As much fun as it is to watch your characters crumble, you highlight the weight of trauma, insecurity, toxic friendships, and expectations bearing down on them. Do you have any advice for college students, or anyone else, who are trying to manage that weight?
My advice is hard-earned from personal experience, so it might not be right for everyone. With that said, the most important thing I have done is to work on no longer feeling ashamed of myself or anything that’s happened to me. That’s my advice: let go of shame and guilt. Shame can creep in and manifest as a lot of other things—anxiety, sleeplessness, anger—so take the time to really explore yourself and the weight you’re feeling. Look at yourself the way you would a book character, putting together the narrative of your life and thinking about the many events that have shaped you, shaped your desires and your actions, good and bad. See yourself in your complexity, and then give yourself the grace and forgiveness you would give any interesting, complex character.

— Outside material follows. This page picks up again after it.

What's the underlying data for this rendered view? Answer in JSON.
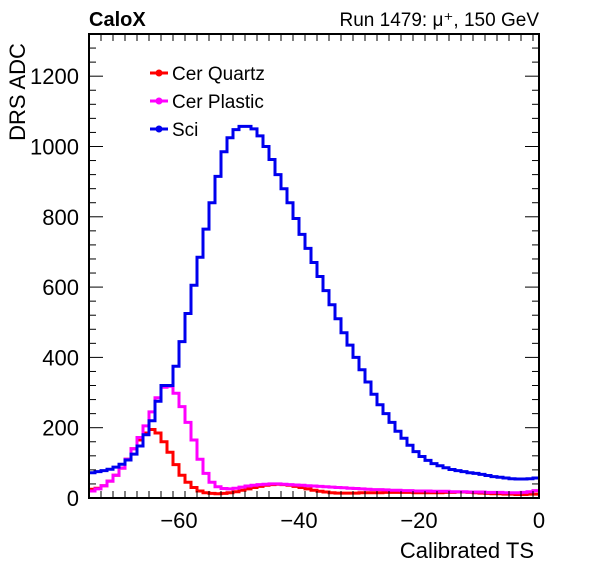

For anyone struggling with sexual trauma, allow yourself to feel the way you feel. Don’t get tamped down or hushed up by the world. Be full of rage, if you are full of rage. Allow yourself time to stop the world if you need to. Know you are loved in the full complexity of who you are and that you are not alone.
The best thing I discovered in college was that I had access to free counseling. (This is true of grad school, too.) What a gift. Talking to someone else about how you’re feeling is healing.
When all your characters have secrets, how do you get to know them? Did you have their failures and alibis mapped out before you began writing, or did you figure out their roles as you went?
Ah, people’s secrets are the best way to get to know them! That’s actually how I dove into each of my characters—I went right for the jugular. I do a ton of character and relationship mapping before writing any book, and especially for this one. I wrote pages about who each character was—not just the surface stuff but, more importantly, how they saw themselves, what they wanted in their heart of hearts, what stood in the way of getting what they wanted, and what, if taken from them, would make their lives crumble. Then I mapped their relationships with each other (Jessica and Mint; Mint and Caro; Frankie and Coop; etc.) and particularly with Heather. I was looking to understand how Heather could threaten each of them in ways that would make them plausible suspects, so she had to be connected to what they most wanted and were most afraid to lose.